After eventually getting to sleep and dreaming about bright white dogs with bright blue eyes and no noses, I get up about 10:30 and I had planned to Janathon at the gym today but on looking out the window and seeing sunshine and bright blue skies, decide to go for a run but then I decide to go for a bike ride instead.
A few months ago, I was offered the chance to ask Haile Gebrselassie a question* ahead of his New York Marathon on November 7th where he would be wearing an exclusive pair of Adidas Adizero Adios featuring the times for all of his 26 World Records.
In return for my question, I was going to receive exclusive footage of my Q&A along with a pair of Adidas Adizero Adios World Record Breaking shoes, which are only available to buy at the NY Marathon booth. Yay!
Apparently there were communication problems between here and Ethiopia, so I didn’t get the footage of my Q&A, but this morning the postman delivered my shoes
and I wonder what to do with them as they’re too light for me to run in and I’d get laughed at them down at the gym and so I decide to wear them for my bike ride as at least then I’ll be visible; well, my feet will, anyway. I put them on and blimey, they’re comfortable. They’re as comfy as my most comfy Asics, but I suppose world record breakers need comfy shoes don’t they? After all, if Paula Radcliffe doesn’t stop for a poo, Haile’s not going to want to stop to put a Compeed on his little toe, is he?
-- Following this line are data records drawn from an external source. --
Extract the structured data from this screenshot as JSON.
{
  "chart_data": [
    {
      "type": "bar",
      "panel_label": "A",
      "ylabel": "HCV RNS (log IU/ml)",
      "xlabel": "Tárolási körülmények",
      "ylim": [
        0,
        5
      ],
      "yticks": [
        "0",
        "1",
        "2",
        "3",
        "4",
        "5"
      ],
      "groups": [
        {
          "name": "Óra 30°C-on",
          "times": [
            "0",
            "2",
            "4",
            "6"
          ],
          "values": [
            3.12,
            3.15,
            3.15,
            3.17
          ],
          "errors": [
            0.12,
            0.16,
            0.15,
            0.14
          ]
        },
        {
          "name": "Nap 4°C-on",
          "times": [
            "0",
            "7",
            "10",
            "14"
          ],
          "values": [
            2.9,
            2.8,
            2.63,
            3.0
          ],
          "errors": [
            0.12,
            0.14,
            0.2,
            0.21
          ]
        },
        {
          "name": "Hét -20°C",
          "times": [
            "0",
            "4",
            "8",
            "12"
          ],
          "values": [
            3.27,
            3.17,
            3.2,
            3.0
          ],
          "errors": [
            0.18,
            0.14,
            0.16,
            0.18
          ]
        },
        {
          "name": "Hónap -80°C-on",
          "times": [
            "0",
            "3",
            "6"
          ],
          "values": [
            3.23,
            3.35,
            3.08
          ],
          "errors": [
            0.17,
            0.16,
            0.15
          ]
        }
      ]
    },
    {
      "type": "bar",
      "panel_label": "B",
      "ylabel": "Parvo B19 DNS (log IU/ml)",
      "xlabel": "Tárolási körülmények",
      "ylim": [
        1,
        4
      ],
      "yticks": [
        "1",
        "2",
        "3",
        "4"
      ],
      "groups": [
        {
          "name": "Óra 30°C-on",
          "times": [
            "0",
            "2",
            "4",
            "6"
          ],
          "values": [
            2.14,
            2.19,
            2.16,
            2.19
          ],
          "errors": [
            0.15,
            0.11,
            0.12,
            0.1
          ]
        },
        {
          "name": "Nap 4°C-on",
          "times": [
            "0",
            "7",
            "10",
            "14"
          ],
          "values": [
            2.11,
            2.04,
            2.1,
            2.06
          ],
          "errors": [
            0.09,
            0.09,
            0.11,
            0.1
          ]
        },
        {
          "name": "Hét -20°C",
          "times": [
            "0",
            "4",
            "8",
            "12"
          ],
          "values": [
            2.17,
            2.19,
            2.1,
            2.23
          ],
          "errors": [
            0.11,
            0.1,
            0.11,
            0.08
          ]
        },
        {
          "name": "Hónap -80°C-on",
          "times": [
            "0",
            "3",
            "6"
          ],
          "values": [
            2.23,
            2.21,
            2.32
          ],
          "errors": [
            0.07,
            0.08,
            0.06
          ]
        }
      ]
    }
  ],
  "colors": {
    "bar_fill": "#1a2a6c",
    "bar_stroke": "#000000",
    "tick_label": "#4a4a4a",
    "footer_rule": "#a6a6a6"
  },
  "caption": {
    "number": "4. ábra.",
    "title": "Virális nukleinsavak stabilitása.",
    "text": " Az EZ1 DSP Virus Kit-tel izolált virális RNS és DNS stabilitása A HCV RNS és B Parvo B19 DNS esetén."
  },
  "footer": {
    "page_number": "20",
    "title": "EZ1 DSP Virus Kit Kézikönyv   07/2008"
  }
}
After putting on my new comfy world record breaking shoes, I go to the garage to get my bike. I have three bikes: a pink one, a white one and a purple one and after deciding which colour bike to ride (purple), I get on my way. While I’m cycling along, I’m thinking about my purple bike which I have fallen off many times while cycling home drunk after a night out and it’s been subjected various times to the chain coming off, the brakes snapping, gears breaking, wheels bent and plenty of bumps and marks, while I’ve escaped with not a scratch but the one time I fall off while sober, my (pink) bike ends up without a scratch, while I end up with a badly grazed left knee, a badly bruised right knee and a thumb I can’t bend for a week, and I come to the conclusion that either drunks can bounce or I should stick to the purple bike.
Distance: 11.45 miles
Sleepless nights: 1
Lines of iambic pentameter: 2
Pairs of world breaking shoes: 1
*You want to know what my question is, don’t you? I’m ashamed to say I couldn’t think of one, so asked Twitter for help. Gene at Accountability came up with ‘Do you have a mantra you chant to keep your cadence?’ (That’s not verbatim, as I can’t remember exactly what it was… sorry…), which I thought was a splendid question and much better than one I’d have asked, which would probably have been something like ‘what’s your favourite Square Crisps flavour?’ Thanks Gene!